2. **Precision Management**
- Map `scale=` to both output formatting and internal precision:
- Compute required bits (e.g., `scale * log2(10) + margin`) for `Float::with_val`.
- Allow overriding via env/CLI if higher precision is desired.
3. **Engine Refactor**
- Replace `f64` values in `BcExecuter`, histories, variable scopes, and functions with `Float`.
- Update `StatementOutcome` to carry `Float`.
- Re-implement built-ins (trig, logs, `length`, `scale`, `rand`, `srand`, etc.) using MPFR equivalents.
4. **Formatting & Bases**
- Rework `format_result` to produce bc-style strings via `Float`:
- Handle obase formatting (base 2–36) for both integer and fractional parts.

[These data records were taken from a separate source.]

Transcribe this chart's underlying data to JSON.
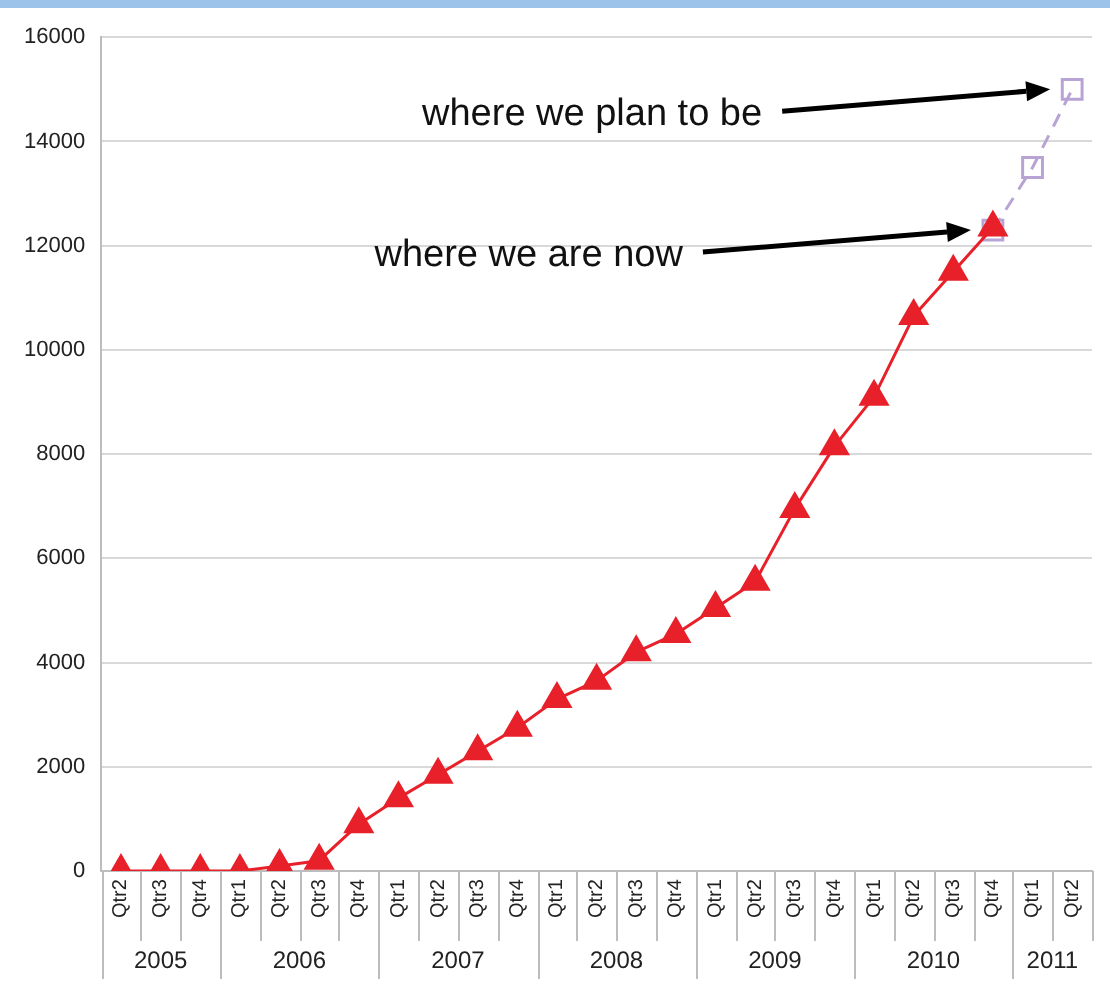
{
  "chart_data": {
    "type": "line",
    "categories": [
      "Qtr2",
      "Qtr3",
      "Qtr4",
      "Qtr1",
      "Qtr2",
      "Qtr3",
      "Qtr4",
      "Qtr1",
      "Qtr2",
      "Qtr3",
      "Qtr4",
      "Qtr1",
      "Qtr2",
      "Qtr3",
      "Qtr4",
      "Qtr1",
      "Qtr2",
      "Qtr3",
      "Qtr4",
      "Qtr1",
      "Qtr2",
      "Qtr3",
      "Qtr4",
      "Qtr1",
      "Qtr2"
    ],
    "series": [
      {
        "color": "#e8202a",
        "marker": "triangle",
        "line_style": "solid",
        "values": [
          0,
          0,
          0,
          0,
          100,
          200,
          900,
          1400,
          1850,
          2300,
          2750,
          3300,
          3650,
          4200,
          4550,
          5050,
          5550,
          6950,
          8150,
          9100,
          10650,
          11500,
          12350,
          null,
          null
        ]
      },
      {
        "color": "#b8a4d4",
        "marker": "square",
        "line_style": "dashed",
        "values": [
          null,
          null,
          null,
          null,
          null,
          null,
          null,
          null,
          null,
          null,
          null,
          null,
          null,
          null,
          null,
          null,
          null,
          null,
          null,
          null,
          null,
          null,
          12300,
          13500,
          15000
        ]
      }
    ],
    "ylim": [
      0,
      16000
    ],
    "yticks": [
      0,
      2000,
      4000,
      6000,
      8000,
      10000,
      12000,
      14000,
      16000
    ],
    "grid": "y",
    "legend": false,
    "annotations": [
      "where we plan to be",
      "where we are now",
      "2005",
      "2006",
      "2007",
      "2008",
      "2009",
      "2010",
      "2011"
    ]
  }
}
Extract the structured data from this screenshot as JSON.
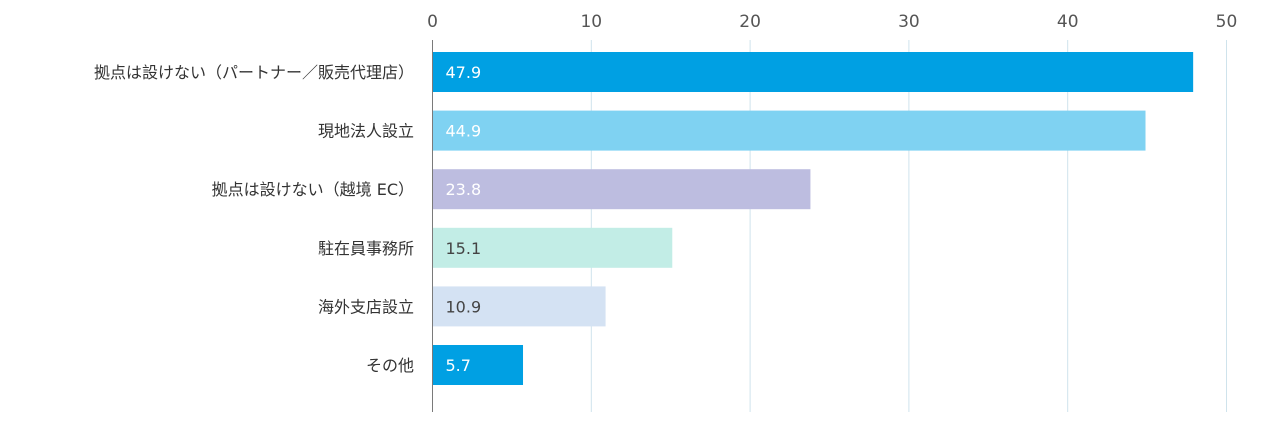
{
  "chart_data": {
    "type": "bar",
    "orientation": "horizontal",
    "categories": [
      "拠点は設けない（パートナー／販売代理店）",
      "現地法人設立",
      "拠点は設けない（越境 EC）",
      "駐在員事務所",
      "海外支店設立",
      "その他"
    ],
    "values": [
      47.9,
      44.9,
      23.8,
      15.1,
      10.9,
      5.7
    ],
    "value_labels": [
      "47.9",
      "44.9",
      "23.8",
      "15.1",
      "10.9",
      "5.7"
    ],
    "bar_colors": [
      "#00a0e3",
      "#7fd2f2",
      "#bdbde0",
      "#c2ede6",
      "#d4e2f3",
      "#00a0e3"
    ],
    "label_colors": [
      "#ffffff",
      "#ffffff",
      "#ffffff",
      "#444444",
      "#444444",
      "#ffffff"
    ],
    "xlim": [
      0,
      50
    ],
    "x_ticks": [
      0,
      10,
      20,
      30,
      40,
      50
    ],
    "x_tick_labels": [
      "0",
      "10",
      "20",
      "30",
      "40",
      "50"
    ],
    "x_axis_position": "top",
    "grid": true,
    "grid_color": "#cfe3ec",
    "title": "",
    "xlabel": "",
    "ylabel": ""
  }
}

- Maintain bc conventions like stripping leading zero before decimal.
5. **Randomness**
- Decide on random strategy:
- Use MPFR’s random functions (requires RNG state).
- Or derive from deterministic integer RNG converted to `Float`.
6. **Testing & Docs**
- Update test suite expectations for high precision (`scale>=20`) and fractional base outputs.
- Document new precision semantics, dependency requirements, and performance considerations in README / CLI help.
## Open Questions
- Static vs dynamic linking for MPFR/GMP in release builds.
- Default precision (current `scale=20` vs larger default for better accuracy).
- Performance benchmarks & potential caching of precision contexts.